Host plant availability for herbivorous insects can vary dramatically due to local plant community composition. Polyphagous insects may be restricted to single-host plant diets due to limited dispersal mechanisms and patchy host plant distributions. Epimecis hortaria is a polyphagous moth that feeds on tulip poplar, spicebush, sassafras, and pawpaw. With varying host plant distributions spanning the eastern United States, it is likely that some E. hortaria caterpillars experience functional monophagy. Previous research indicates that monophagous diets significantly affect E. hortaria maximum larval weight, adult weight, and weight loss during pupation.
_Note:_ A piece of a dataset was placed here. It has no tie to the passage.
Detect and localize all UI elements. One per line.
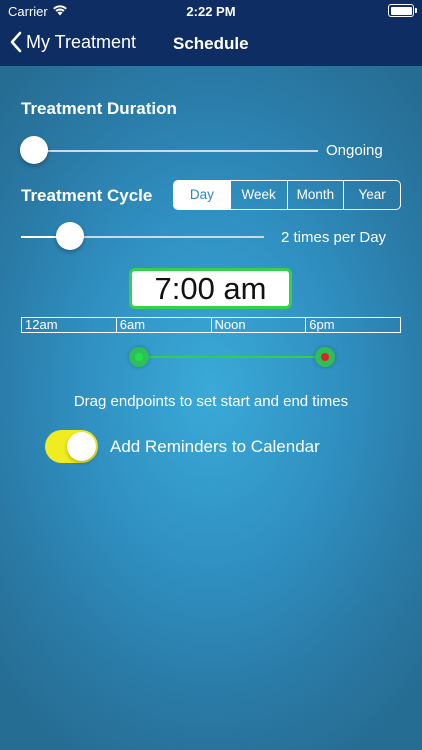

In this study, we measured water and fat content of 18-day old E. hortaria larvae and newly eclosed adults raised on single host plant diets of tulip poplar, spicebush, sassafras, and pawpaw. We determined water content by measuring weight loss of sacrificed larvae after 24 hours in a drying oven. Fat was then extracted from the dry biomass using petroleum ether and weighed.

Results/Conclusions

Preliminary results indicate that host plant diet significantly affects larval water content (p<0.001), but not fat content. These findings suggest that significant differences in total larval weights between treatments groups (p<0.001) may be the result of differences in caterpillar water content. Understanding how monophagy might affect water and lipid storage in lepidopteran species could be useful in determining the overall importance of host plant availability in patchy environments, especially in conservation efforts to protect threatened or endangered polyphagous insect herbivores.